BANNING, Calif. (AP) — A Southern California wildfire fueled by strong winds was raging through 2 1/2 square miles of Riverside County on Wednesday as wind-fanned fires scorched parts of wine country north of San Francisco.
The fast-moving wildfire about 90 miles east of Los Angeles broke out just after noon and was moving westward through largely undeveloped foothills of the San Bernardino Mountains, but it was dangerously close to subdivisions to the south, in Banning.
At least 425 firefighters were working to gain control of the fast-moving fire, which has destroyed one structure and is 30 percent contained, said Jody Hagemann, spokeswoman for the county fire department. Six helicopters and six air tankers were making water drops.
Authorities ordered the evacuation of the Highland Springs Mobile Home Park, where there are about 200 homes. Evacuations were also ordered for homes on two streets, but the number of people affected was not immediately known.
Joe Kiener, 53, was on his lunch hour at the childhood home where he still lives when he saw smoke approaching.
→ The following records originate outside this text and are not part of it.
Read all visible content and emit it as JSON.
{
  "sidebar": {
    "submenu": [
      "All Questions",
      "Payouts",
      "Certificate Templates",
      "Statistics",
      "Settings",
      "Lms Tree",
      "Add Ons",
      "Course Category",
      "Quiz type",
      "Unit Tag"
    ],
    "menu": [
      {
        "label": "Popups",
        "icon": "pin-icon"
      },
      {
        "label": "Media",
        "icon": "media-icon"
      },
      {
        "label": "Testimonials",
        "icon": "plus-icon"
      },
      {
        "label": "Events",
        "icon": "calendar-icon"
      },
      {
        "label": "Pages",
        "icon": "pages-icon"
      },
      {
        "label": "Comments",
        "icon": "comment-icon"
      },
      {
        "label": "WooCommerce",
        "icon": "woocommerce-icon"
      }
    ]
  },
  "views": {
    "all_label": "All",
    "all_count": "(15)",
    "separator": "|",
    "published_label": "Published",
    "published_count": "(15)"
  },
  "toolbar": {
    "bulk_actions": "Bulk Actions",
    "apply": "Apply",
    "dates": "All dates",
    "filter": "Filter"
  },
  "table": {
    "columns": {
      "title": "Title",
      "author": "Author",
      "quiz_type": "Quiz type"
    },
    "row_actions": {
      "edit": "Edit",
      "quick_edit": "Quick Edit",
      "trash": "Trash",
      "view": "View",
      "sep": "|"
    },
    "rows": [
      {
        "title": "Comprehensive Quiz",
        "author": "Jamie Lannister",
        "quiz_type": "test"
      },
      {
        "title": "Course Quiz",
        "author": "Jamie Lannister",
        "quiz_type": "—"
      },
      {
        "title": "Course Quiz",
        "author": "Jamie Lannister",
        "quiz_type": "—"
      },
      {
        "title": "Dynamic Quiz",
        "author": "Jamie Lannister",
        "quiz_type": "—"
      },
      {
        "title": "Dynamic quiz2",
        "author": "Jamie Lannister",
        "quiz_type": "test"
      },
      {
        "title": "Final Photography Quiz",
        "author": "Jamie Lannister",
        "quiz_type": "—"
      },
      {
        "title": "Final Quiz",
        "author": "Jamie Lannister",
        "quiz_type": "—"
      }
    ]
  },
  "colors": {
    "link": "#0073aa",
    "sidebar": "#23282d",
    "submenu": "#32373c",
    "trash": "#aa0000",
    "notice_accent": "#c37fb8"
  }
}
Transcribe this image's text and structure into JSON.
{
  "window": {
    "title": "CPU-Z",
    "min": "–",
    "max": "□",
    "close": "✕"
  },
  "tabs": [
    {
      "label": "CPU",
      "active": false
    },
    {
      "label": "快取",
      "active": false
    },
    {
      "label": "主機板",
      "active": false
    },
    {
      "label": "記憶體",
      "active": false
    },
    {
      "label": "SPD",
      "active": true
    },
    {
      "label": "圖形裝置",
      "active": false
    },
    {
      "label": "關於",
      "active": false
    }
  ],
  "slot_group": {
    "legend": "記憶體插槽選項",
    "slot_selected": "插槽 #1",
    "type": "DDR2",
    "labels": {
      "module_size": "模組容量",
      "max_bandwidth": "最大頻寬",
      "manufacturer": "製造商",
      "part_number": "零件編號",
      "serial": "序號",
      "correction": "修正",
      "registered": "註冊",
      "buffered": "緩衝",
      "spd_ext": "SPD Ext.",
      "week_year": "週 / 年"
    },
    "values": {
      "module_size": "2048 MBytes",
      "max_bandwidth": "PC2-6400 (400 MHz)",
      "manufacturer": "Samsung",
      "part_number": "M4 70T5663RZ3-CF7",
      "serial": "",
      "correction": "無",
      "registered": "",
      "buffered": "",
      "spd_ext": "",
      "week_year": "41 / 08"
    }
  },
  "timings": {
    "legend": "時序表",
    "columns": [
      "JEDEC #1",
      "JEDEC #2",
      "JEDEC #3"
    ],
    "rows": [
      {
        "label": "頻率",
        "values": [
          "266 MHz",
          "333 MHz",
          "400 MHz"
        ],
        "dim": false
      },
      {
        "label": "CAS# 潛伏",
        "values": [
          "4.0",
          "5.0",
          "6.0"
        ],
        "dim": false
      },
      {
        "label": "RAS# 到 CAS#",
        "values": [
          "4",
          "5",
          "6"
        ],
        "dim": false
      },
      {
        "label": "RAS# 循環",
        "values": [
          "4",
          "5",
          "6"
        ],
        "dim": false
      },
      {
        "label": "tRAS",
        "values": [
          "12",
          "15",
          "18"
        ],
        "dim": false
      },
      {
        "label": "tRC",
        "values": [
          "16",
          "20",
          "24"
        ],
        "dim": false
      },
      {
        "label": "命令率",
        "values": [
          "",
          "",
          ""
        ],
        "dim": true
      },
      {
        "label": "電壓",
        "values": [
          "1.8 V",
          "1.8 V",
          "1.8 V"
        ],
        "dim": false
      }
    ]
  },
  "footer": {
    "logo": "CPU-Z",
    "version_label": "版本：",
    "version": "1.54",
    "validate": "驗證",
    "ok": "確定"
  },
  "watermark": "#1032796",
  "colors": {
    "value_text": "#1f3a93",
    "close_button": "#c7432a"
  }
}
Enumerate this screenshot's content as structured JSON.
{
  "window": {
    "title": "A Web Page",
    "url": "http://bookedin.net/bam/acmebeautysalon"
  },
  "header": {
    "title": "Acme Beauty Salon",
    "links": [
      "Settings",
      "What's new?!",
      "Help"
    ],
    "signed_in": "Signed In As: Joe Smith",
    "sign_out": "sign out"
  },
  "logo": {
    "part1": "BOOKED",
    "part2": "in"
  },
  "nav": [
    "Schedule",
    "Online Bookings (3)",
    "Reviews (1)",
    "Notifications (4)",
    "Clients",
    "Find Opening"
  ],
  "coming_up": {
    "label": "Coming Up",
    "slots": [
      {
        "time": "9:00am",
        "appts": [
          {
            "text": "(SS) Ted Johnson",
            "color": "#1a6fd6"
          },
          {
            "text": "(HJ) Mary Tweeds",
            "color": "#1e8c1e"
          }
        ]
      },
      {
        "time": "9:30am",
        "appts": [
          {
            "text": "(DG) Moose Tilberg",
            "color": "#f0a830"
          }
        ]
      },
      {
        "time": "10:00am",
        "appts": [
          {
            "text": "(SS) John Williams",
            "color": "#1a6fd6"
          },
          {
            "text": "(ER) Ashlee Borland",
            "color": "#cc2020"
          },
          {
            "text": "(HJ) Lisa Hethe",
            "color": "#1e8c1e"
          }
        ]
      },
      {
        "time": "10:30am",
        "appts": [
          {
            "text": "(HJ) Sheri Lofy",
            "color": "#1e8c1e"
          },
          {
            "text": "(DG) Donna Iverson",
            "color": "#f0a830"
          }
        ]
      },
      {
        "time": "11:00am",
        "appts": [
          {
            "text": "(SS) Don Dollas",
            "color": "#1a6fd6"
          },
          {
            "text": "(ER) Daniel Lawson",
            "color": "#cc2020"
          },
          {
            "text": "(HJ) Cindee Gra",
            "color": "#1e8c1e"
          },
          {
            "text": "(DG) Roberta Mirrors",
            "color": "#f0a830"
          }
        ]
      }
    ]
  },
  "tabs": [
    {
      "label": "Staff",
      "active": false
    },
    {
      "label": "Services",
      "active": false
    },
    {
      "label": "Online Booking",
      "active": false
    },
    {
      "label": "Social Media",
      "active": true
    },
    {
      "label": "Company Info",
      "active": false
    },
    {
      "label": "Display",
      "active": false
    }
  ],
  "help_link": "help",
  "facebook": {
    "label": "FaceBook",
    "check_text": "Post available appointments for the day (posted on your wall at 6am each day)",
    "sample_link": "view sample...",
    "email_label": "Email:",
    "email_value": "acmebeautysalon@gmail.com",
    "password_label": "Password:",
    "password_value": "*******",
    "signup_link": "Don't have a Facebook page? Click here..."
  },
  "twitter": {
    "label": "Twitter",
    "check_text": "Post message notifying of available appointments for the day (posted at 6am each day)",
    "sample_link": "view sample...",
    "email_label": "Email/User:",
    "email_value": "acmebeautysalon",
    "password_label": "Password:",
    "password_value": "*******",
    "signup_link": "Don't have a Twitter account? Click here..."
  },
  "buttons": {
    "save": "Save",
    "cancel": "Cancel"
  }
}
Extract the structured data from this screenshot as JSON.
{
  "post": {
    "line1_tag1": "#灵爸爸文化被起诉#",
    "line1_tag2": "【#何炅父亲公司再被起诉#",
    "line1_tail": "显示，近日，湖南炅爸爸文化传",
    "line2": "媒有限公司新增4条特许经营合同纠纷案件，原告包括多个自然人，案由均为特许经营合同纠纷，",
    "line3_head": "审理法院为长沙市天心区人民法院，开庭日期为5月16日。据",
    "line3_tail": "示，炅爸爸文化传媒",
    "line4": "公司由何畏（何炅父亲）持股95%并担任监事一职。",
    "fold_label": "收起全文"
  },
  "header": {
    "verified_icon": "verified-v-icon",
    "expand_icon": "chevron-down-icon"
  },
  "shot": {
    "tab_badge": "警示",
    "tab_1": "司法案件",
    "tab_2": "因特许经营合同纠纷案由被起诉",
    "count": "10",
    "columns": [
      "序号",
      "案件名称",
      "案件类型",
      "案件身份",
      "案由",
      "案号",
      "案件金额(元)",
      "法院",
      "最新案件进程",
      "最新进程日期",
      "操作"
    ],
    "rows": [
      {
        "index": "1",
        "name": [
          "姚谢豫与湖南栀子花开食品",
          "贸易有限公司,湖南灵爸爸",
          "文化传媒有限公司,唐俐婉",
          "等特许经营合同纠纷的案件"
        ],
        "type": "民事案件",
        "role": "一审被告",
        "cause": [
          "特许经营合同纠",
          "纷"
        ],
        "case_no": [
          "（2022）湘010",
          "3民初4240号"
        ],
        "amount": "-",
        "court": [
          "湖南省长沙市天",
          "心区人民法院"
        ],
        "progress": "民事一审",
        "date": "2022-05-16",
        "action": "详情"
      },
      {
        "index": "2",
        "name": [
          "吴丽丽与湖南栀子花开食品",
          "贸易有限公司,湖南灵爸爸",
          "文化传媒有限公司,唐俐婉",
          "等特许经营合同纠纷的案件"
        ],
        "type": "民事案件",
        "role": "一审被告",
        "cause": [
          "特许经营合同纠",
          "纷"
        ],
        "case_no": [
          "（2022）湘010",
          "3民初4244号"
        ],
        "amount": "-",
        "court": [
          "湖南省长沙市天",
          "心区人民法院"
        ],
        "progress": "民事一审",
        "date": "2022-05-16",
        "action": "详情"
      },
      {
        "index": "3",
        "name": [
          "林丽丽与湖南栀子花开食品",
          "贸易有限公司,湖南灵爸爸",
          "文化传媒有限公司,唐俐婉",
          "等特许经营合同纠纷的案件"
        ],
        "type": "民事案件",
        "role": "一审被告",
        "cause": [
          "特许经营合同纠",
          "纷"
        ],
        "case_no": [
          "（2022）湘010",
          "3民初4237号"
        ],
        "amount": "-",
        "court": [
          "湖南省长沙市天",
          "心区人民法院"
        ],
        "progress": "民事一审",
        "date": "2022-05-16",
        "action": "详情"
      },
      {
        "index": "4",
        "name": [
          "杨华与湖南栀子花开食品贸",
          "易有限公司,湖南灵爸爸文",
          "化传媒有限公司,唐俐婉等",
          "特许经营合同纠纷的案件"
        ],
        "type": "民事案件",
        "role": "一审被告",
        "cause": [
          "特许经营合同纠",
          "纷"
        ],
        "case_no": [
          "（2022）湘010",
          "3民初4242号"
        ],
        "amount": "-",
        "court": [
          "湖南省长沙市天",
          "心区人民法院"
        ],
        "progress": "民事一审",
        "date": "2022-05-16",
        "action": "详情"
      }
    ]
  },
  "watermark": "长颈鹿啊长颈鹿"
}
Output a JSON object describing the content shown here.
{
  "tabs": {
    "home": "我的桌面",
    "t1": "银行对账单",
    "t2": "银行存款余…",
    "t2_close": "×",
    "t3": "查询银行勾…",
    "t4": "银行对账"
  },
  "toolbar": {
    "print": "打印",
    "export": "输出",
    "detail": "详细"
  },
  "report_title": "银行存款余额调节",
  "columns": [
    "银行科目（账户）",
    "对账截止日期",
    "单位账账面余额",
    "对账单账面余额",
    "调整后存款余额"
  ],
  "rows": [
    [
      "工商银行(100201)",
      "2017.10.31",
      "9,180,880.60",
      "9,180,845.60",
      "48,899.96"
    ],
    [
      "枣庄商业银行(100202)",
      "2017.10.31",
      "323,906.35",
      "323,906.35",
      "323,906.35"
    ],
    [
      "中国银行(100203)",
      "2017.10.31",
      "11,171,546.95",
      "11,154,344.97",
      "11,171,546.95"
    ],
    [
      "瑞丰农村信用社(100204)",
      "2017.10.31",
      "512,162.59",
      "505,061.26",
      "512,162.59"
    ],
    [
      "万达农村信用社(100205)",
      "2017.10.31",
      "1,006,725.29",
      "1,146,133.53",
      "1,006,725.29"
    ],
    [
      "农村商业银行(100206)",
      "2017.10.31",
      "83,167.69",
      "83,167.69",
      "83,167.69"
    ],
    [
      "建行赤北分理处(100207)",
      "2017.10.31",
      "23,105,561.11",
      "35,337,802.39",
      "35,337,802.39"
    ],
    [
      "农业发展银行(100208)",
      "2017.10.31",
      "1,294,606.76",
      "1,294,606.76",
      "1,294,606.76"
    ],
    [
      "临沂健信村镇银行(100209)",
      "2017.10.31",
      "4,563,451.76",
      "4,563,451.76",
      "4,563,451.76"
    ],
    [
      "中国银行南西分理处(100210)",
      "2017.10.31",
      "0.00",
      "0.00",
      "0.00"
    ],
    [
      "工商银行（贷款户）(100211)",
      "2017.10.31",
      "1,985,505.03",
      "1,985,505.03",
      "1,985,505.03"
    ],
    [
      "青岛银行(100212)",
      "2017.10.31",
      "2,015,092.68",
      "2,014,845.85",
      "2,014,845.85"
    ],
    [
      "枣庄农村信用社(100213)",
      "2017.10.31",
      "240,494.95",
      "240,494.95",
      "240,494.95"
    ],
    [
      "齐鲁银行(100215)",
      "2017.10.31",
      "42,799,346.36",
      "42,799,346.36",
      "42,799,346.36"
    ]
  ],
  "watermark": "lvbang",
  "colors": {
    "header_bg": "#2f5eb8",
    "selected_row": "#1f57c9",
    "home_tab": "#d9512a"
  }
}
He and his dog were already pulling out when a deputy came up and told him to evacuate. A few hours later the house was destroyed.
"It's a total loss," Kiener told the Riverside Press-Enterprise. "It really hasn't hit me yet. But it hurts me to lose the house."
The house next door was untouched after a timely wind change.
"It was close!" Kiener's neighbor David Pena said. "God's grace, man. It's a miracle."
Winds of 29 mph were driving the fire, and if they continued, the fire could reach communities in Cherry Valley and Beaumont.
Much of Southern California was under red flag warnings for fire danger due to heat, wind and low humidity levels.
In Northern California, firefighters were battling fires fueled by gusty winds in wine country.
In Sonoma County, the Yellow Fire north of Calistoga was less than half contained after burning 125 acres. The Silverado Fire near Yountville, in Napa County, burned an even smaller area and was 75 percent contained.
State fire spokesman Daniel Berlant said neither fire was threatening structures, but the blazes across of California could be an ominous sign.
"Statewide, our fire activity is up over 60 percent of normal," Berlant said. "It has everything to do with the fact that conditions are so dry, then you add wind, making the perfect conditions for a fire."
Forecasters said high pressure over the Great Basin would send Santa Ana winds through and below passes and canyons and near coastal foothills until Thursday afternoon.
"We're a bit drier than normal at this time and seeing conditions that we would usually see in June," Berlant said. "If this is an indicator of what's to come, then we're going to be in for a very busy fire season."
In Butte County, a fast-moving blaze called the Panther Fire has burned about half a square mile since it was sparked Wednesday morning, state fire officials said.
A fire in the Central Valley county of Madera that burned 274 acres was fully contained.